Unveiling My Secret Project...
- Fiona McKinna
- Sep 9
- 3 min read

🌿 For a long time, this lived in the quiet.
It was written in the early mornings when the house was still, in the in-between hours when the day hadn’t quite decided what it wanted to be, and in the pauses that appear between busy and still. I held it close because I didn’t want to speak too soon. Some things need time to grow. Some stories need silence before they can become sound.
And this story — more than most — asked me to wait.

But today, I’m ready. I’ve been carrying this with me long enough.
I’ve written a book.
It’s called Friluftsliv: How to Love the Outdoors Like You're Nordic,
and it’s coming into the world on 23 September.
This book has lived in my life for years. It began as a seed — a way of living I grew up with, a rhythm so natural I hardly noticed it. Childhood afternoons outside, no matter the weather. Long walks that weren’t about exercise but about presence. A family culture where the outdoors wasn’t an escape, but simply where life happened.
Later, as the world grew faster and noisier, I found myself returning to that seed. Again and again, I leaned on it as a way to steady and ground myself. When life felt too much, when my mind was restless, when I longed for grounding — it was always there: step outside, breathe, look up.
Eventually, it asked for words. What began as scattered reflections turned into pages. Pages became chapters. And slowly, quietly, it became a book.
Friluftsliv — literally, “open-air life” — is a Nordic tradition, but it’s also something universal. It’s not about hiking the tallest mountain or chasing the most dramatic views. It’s the practice of being in nature as you are, without agenda. A walk at dusk. A cup of tea on the doorstep. Watching the light shift through the trees. It’s a way of remembering that you belong here, under this sky, with your feet on this ground.
This book is an invitation.
An invitation to step outside, gently. To remember that you are not separate from nature, but part of it. To see that you don’t need to uproot your life or move to a cabin in the woods to reconnect. A step, a pause, a breath of fresh air — that’s enough to begin.
Who is it for?
I wrote this for anyone who:
Feels overwhelmed by the pace of modern life
Longs to slow down, without guilt
Misses the feeling of real connection — to the seasons, to stillness, to self
Wonders how something as simple as a walk could change everything
Inside, you’ll find reflections, seasonal rituals, and gentle guidance on weaving the outdoors back into your everyday life.
There are chapters on learning to notice the subtleties of the seasons — the first frost, the return of birdsong, the way the light softens in autumn. There are rituals as simple as bringing a branch indoors, lighting a candle, or leaving your phone behind on a walk.
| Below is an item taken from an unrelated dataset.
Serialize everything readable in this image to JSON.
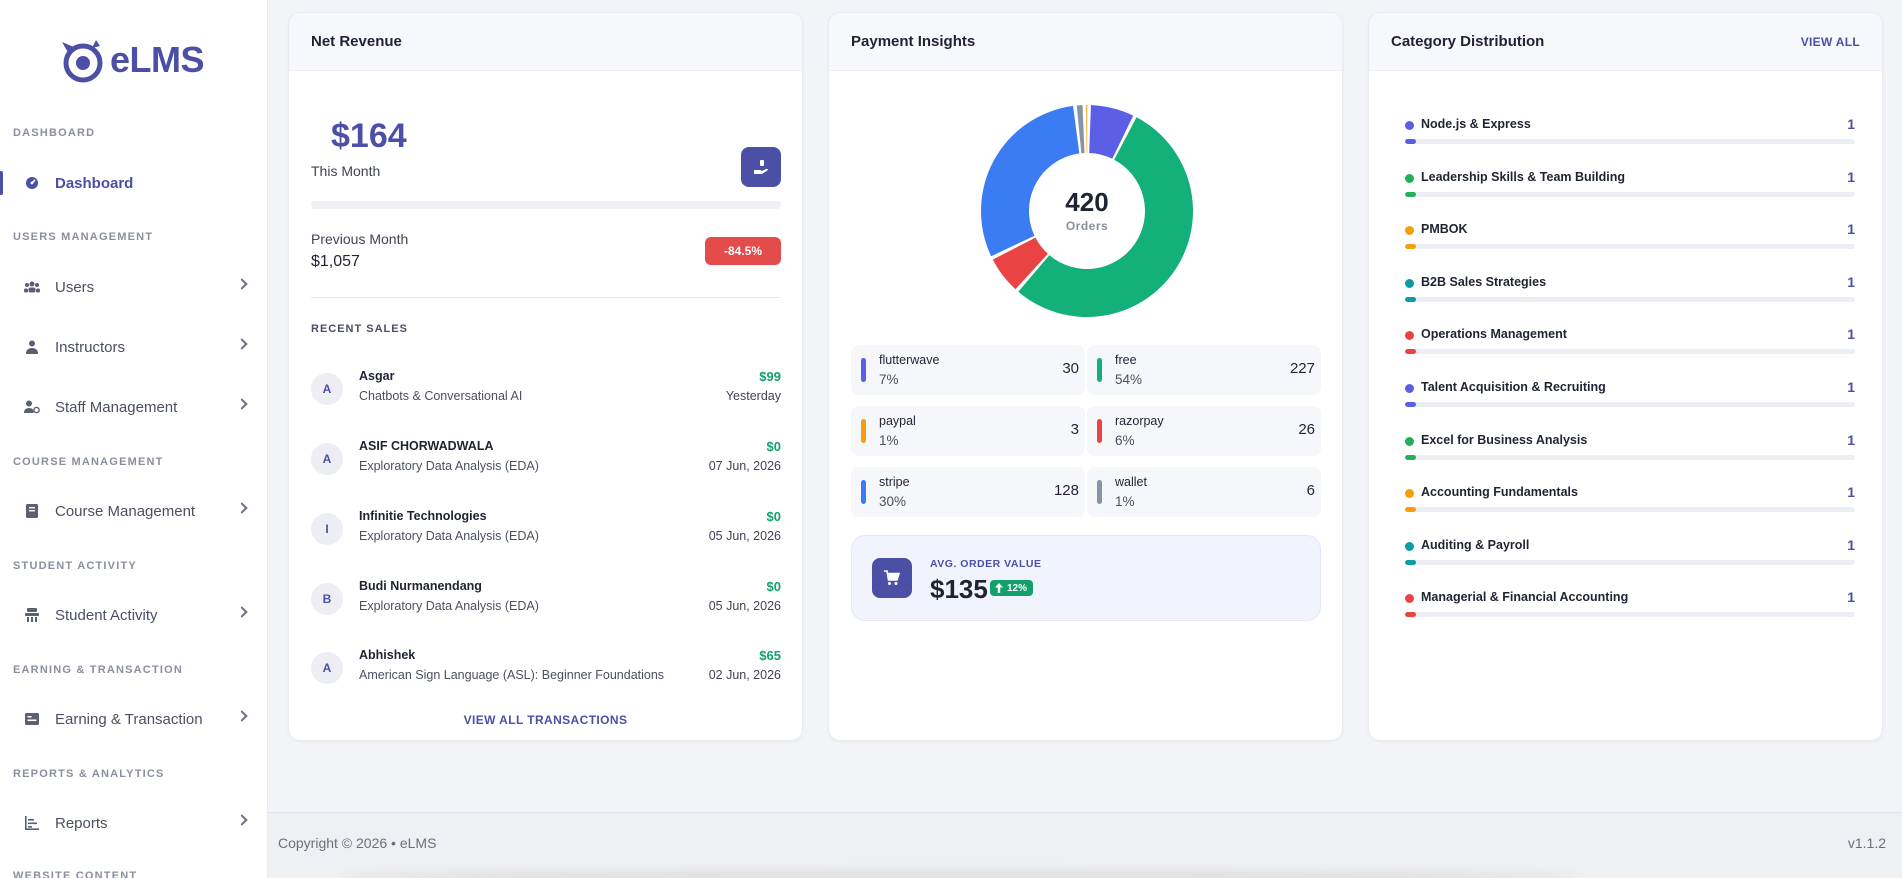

There are invitations to rest, to linger, to allow nature to be a companion rather than a backdrop.
There are no gear lists. No instructions for how long or how far. No finish lines to cross. Instead, there are stories, practices, and questions meant to bring you back to presence. It’s about paying attention. It’s about finding beauty in what is near and ordinary, and letting it reshape how you move through your days.
Why now?
Because so many of us are more disconnected than we realise. Disconnected from nature, from each other, and often from ourselves.
We live in a world that constantly pushes us to do more, move faster, and prove our worth. Rest feels indulgent. Slowness feels like failure. And yet, beneath all of that striving, there’s a quieter longing — for a life that feels rooted, spacious, and real.
That’s what friluftsliv offers. Not a solution or a quick fix, but a remembering. A reminder that stepping outside and breathing deeply can shift everything, if only for a moment. That being present with a season, with a place, with yourself, is enough.
I believe this matters now more than ever. Not because we need another lifestyle trend, but because we need a way back. A way to soften. A way to belong.
Friluftsliv is not a productivity hack. It’s not about adding more to your to-do list. It’s a return. A homecoming. A way of living that has always been available to us — we just forgot how to listen.
And I would love for you to come with me.
Thank you for being here. This book exists because I needed it. But I wrote it for you.